Anyone have any clue what I can do about this? I gotta send this off to a
printer, for a 10'x10' booth display, and I'm afraid the banding will come
through.
Using CS4.
Are you sure it is not your monitor that is wrong? The reason I ask is that
a few weeks ago I was advising someone who reported a similar problem that
turned out to be caused by his display somehow getting changed from 32 bit
to 16 bit. Try looking at others images on your screen or your file on
another computer, if only to rule out the problem being with your display.
--
Geoff J.
> A file I'm working on has heavy banding when greys fade to black. Even
> applying a blur on this banding will not fix it (oddly enough, it seems to
> make it worse).
Yes - banding is a low frequency phenomenon and is not easily removed by
blurring.
> It's a straight up, high-res, 8-bit per channel RGB file. Nothing unusual
> about the gradient. Not sure what circumstances are causing the banding
> here, but it's there, in this file. And the more we turn up the brightness,
> the more obvious it becomes.
Is it a photograph or an artificially generated image? Can you see the
banding in one channel, or is it in all the channels? Making the image
artificially brighter is not necessarily an indication of what will happen
in print.
> Anyone have any clue what I can do about this?
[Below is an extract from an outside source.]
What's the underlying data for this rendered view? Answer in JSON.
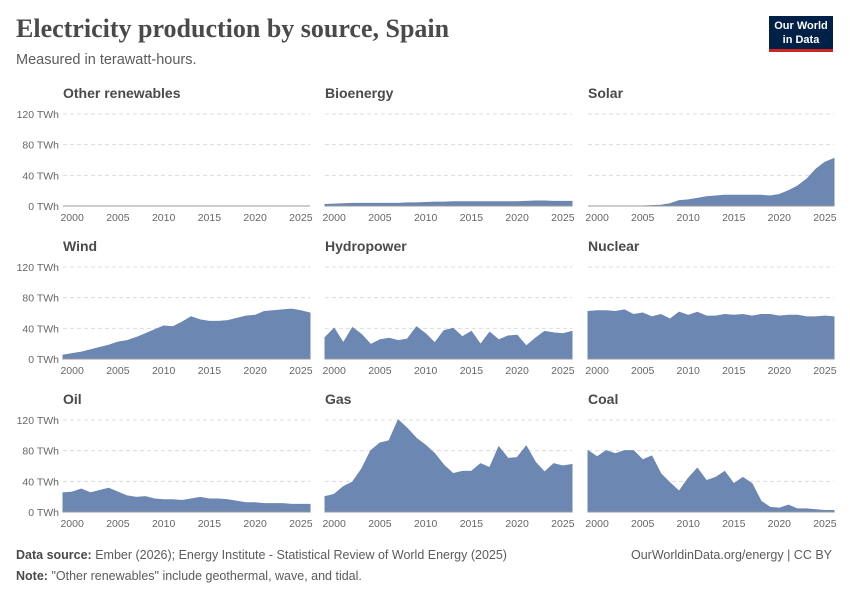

I gotta send this off to a
> printer, for a 10'x10' booth display, and I'm afraid the banding will come
> through.
As a general rule, remove banding by adding noise to the channel that has
the problem, perhaps using a mask to restrict the noise to the shadows,
though this is not generally necessary because the noise will affect mainly
the shadows. After that, it may be appropriate to blur.